Segundo ele, as raízes da nova cultivar atendem também ao padrão comercial exigido pelo mercado consumidor: elas têm de 16 cm a 20 cm de comprimento e por volta de três centímetros de diâmetro. “Ou seja, não cabe mais o comentário sobre cenouras orgânicas serem pequenininhas. A BRS Paranoá tem uma raiz graúda e com ótima aparência visual”, certifica.
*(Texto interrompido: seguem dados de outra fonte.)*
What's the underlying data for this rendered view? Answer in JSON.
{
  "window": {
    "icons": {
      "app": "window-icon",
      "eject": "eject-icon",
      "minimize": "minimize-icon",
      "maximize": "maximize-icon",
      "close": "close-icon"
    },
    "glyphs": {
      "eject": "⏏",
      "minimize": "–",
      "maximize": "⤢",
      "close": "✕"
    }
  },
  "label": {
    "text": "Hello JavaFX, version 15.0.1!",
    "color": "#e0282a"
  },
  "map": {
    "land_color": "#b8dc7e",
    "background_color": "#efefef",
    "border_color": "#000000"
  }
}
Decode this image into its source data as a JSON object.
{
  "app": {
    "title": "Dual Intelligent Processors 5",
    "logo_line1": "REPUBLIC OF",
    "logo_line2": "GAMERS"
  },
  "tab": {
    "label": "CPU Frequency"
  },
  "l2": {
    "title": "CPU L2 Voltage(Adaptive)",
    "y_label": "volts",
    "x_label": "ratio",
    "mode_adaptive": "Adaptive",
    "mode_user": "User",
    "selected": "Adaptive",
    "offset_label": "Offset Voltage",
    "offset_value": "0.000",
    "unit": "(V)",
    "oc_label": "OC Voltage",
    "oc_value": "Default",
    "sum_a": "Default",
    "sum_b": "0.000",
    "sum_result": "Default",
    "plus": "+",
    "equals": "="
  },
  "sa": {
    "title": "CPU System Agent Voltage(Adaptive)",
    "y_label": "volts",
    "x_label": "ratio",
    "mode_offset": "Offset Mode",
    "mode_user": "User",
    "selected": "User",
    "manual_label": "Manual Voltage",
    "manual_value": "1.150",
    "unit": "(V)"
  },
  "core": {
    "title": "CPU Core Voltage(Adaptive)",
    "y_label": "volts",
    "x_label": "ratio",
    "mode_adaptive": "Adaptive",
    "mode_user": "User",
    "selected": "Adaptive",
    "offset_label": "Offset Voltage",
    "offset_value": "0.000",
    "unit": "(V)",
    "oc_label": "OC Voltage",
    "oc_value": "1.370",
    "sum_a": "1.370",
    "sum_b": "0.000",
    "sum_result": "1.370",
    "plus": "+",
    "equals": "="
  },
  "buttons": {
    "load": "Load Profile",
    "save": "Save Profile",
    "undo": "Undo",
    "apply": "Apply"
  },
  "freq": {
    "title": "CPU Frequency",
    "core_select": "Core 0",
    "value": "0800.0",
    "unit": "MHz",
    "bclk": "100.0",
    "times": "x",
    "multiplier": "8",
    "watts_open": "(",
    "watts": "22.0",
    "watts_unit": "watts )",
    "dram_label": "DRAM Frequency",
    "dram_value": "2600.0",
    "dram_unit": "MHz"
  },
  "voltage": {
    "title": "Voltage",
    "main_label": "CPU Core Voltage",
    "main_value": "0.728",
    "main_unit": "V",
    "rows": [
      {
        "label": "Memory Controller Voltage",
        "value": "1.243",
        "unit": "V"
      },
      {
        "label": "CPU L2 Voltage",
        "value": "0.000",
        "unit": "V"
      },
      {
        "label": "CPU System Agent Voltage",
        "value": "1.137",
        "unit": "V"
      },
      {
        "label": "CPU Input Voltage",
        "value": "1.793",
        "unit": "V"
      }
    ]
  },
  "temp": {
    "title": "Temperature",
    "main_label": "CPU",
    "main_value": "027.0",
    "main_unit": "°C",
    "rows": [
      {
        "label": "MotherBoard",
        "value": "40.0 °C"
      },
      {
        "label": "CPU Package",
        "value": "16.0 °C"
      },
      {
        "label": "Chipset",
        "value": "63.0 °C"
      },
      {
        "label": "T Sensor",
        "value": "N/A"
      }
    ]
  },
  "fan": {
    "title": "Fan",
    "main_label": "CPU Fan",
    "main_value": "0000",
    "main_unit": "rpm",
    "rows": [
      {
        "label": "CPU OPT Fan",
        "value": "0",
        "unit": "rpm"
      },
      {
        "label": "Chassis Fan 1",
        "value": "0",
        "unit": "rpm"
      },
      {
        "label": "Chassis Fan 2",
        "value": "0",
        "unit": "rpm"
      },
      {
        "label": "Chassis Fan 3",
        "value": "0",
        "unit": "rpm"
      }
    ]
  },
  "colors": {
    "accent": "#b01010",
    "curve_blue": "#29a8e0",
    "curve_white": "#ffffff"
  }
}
O cientista informa que o mercado consumidor de cenoura orgânica, embora seja um nicho, tem uma parcela cativa e crescente, com capacidade de expansão estimada em 20% ao ano. “O mercado orgânico é bem diversificado. Geralmente, os produtores cultivam inúmeras espécies de hortaliças para ofertar um mix aos consumidores e, sem dúvida, a cenoura é um item obrigatório nessa cesta”, pondera o agrônomo Francisco Vilela, pesquisador da área de Fitotecnia e Agricultura Orgânica da Embrapa Hortaliças.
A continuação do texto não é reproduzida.